Ironically, later in the movie our heroes triumph over the modestly evil and completely un-billed Johnny Knoxville to the tune of the Beastie Boys’ “You’ve Got to Fight for Your Right to Party,” a song that will appeal to males and which is associated in the movie with the dead father of Wren and mute Albert. “Your mom busted in and said, ‘What’s that noise?’/Aw ma you’re just jealous, it’s the Beastie Boys.”
In “Fun Size,” this song doesn’t get played at a high volume. No, we wouldn’t want to awaken our slumbering angels, would we?
The story is set on Halloween. Wren (Disney Channel actress Victoria Justice) lives in Cleveland but wants to attend her father’s alma mater, NYU. Her pudgy eight-year-old brother Albert has already put distance between himself and father-less reality by refusing to speak. Their Mother (cable t.v. talker Chelsea Handler) has started dating a much younger man.
While Ma is at a costume party with her boy toy, Wren is responsible for watching the tricky Albert, who is dressed (like many others) as Spiderman. Wren’s pal April wants to get to a party thrown by the heart-throb of the high school, a kid who seems to have an interest in Wren.

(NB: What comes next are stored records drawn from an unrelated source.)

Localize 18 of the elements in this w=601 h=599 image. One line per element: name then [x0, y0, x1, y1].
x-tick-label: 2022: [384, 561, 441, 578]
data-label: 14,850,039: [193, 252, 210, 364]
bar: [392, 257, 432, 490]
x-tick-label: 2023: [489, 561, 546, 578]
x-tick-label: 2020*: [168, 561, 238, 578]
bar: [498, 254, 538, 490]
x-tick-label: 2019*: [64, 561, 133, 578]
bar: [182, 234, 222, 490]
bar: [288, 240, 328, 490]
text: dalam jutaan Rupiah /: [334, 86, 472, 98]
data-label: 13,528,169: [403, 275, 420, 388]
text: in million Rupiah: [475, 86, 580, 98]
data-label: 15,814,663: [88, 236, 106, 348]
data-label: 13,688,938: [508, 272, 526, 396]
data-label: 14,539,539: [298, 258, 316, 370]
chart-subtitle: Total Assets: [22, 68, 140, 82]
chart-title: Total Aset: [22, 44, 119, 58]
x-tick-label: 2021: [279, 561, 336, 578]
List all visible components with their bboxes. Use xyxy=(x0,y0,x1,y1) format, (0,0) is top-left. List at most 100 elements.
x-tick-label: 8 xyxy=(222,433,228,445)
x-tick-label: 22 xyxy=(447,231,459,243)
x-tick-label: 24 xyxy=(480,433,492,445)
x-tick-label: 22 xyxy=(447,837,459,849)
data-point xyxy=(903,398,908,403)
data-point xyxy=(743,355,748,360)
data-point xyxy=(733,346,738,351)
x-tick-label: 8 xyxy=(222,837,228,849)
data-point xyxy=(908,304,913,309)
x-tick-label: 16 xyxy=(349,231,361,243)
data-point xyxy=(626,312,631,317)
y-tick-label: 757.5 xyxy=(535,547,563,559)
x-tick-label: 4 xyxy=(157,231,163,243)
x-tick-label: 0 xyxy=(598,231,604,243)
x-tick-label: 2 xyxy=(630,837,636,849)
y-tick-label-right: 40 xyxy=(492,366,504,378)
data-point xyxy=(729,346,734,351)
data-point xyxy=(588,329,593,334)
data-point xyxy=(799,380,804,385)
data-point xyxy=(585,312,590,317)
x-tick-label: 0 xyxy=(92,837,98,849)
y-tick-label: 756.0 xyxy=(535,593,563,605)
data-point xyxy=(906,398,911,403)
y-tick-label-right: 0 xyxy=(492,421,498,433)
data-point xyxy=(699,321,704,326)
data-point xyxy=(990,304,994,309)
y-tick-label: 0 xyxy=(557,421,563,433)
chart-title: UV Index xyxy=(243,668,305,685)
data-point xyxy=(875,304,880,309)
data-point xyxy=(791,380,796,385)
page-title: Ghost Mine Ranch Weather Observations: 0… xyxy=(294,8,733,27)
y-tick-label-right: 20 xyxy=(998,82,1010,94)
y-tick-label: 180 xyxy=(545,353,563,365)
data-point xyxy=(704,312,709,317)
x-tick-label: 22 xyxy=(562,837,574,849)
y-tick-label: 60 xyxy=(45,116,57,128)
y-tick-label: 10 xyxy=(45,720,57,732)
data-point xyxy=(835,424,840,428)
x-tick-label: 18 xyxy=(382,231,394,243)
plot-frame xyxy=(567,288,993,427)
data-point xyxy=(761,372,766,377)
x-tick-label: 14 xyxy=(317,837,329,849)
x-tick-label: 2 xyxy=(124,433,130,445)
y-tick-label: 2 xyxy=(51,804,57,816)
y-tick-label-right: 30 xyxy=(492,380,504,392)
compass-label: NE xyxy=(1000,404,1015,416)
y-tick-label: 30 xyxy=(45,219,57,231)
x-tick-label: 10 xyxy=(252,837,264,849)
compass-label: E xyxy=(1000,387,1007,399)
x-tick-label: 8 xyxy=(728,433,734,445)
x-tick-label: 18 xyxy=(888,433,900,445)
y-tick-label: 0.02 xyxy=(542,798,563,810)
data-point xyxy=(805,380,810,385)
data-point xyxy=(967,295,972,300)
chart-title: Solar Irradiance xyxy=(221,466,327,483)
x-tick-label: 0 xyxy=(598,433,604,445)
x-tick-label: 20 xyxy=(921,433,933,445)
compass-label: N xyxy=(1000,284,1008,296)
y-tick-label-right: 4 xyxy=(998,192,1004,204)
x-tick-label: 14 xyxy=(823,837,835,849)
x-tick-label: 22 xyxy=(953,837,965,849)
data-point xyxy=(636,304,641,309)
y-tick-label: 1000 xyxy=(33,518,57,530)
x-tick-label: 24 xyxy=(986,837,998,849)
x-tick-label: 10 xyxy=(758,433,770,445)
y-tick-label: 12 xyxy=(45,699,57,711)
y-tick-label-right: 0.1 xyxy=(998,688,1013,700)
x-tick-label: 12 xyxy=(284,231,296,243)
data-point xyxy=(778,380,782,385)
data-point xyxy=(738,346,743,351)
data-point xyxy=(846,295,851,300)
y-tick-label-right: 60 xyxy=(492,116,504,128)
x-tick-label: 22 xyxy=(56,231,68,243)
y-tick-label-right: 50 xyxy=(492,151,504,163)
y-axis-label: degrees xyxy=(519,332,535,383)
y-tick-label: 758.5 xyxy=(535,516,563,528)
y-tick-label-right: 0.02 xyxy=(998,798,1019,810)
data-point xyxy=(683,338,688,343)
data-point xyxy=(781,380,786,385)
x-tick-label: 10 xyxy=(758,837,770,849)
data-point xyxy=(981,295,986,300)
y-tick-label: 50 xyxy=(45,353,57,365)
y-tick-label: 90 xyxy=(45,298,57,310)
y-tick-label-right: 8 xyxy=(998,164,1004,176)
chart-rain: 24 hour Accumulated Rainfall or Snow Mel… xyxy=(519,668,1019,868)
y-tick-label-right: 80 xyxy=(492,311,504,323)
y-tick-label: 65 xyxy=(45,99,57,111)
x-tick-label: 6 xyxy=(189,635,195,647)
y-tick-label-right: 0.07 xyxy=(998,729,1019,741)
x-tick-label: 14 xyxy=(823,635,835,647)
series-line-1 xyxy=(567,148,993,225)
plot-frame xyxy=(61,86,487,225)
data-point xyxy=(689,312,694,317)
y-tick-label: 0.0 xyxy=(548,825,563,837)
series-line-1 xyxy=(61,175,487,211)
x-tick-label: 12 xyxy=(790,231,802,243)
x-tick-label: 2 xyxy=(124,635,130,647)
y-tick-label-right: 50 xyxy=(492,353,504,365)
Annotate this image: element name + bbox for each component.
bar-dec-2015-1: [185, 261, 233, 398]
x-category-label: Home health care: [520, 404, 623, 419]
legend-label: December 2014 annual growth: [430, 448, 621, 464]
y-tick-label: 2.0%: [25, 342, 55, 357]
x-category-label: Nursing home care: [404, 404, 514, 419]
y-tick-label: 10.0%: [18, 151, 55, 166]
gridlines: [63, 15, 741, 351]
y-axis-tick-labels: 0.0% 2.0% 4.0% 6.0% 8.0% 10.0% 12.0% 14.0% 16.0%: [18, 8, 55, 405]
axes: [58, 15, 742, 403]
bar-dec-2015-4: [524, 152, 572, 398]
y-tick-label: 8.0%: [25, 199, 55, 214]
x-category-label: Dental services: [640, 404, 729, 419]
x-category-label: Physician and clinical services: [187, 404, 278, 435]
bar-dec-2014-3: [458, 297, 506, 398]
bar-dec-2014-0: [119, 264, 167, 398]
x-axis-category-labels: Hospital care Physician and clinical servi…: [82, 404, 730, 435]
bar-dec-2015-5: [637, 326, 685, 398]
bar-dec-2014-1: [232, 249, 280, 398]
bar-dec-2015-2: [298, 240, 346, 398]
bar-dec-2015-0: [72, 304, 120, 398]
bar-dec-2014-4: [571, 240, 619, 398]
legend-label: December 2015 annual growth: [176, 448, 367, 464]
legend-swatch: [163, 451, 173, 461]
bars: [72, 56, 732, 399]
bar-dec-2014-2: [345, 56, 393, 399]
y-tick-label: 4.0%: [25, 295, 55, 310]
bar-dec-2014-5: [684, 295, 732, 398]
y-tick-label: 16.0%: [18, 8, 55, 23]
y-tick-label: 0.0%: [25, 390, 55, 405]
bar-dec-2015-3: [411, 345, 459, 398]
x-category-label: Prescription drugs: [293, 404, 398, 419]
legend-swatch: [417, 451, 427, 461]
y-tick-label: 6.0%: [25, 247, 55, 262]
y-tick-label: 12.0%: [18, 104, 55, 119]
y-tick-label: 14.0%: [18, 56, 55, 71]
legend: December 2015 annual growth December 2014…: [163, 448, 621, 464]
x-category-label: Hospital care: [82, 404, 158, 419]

At this point the story splits into three tracks, and we cut back and forth between them. One story is about Ma becoming disillusioned with her beau. One is about Albert’s adventures befriending a convenience store clerk Fuzzy (played by Thomas Middleditch, in a notable turn) who sets out to get revenge on a romantic rival (Knoxville). Eventually the firecracker-packing Albert is captured by the rival, who phones Wren, demanding a ransom.
Wren has spent the picture searching for Albert in the way the kids in “American Graffiti” search for young Suzanne Sommers. She convinces Roosevelt (Thomas Mann) and his nerdy sideman to drive her and April around looking for the little boy. Usually the coarse stuff in the movie is associated with Albert—there is a convention for pretending ugly things said or done by the young or the aged are always funny. But somehow Roosevelt manages to get a big chicken-shaped pole sign to fall right behind his Volvo and to move as if it were violating the Swedish car.
Eventually the four teens make it to the party. Heart-throb begins to warble a song of love to Wren, but she finds herself thinking—big surprise—of Roosevelt. In a few minutes he will confess his lover for her to his two domestically hippy-dippy mothers. Will Fuzzy realize he could ask out Galaxy Scout (busy Riki Lindhome)? What do you think?
“Fun Size” is good-natured rather than funny. It would be funny, I suppose, if it were surprising. But the only thing surprising about the story is that it has so many developments, so many events in every ten minute stretch. This made it sort of fun to watch. Weakish. But sort of fun.
And after all, what is it that girls want?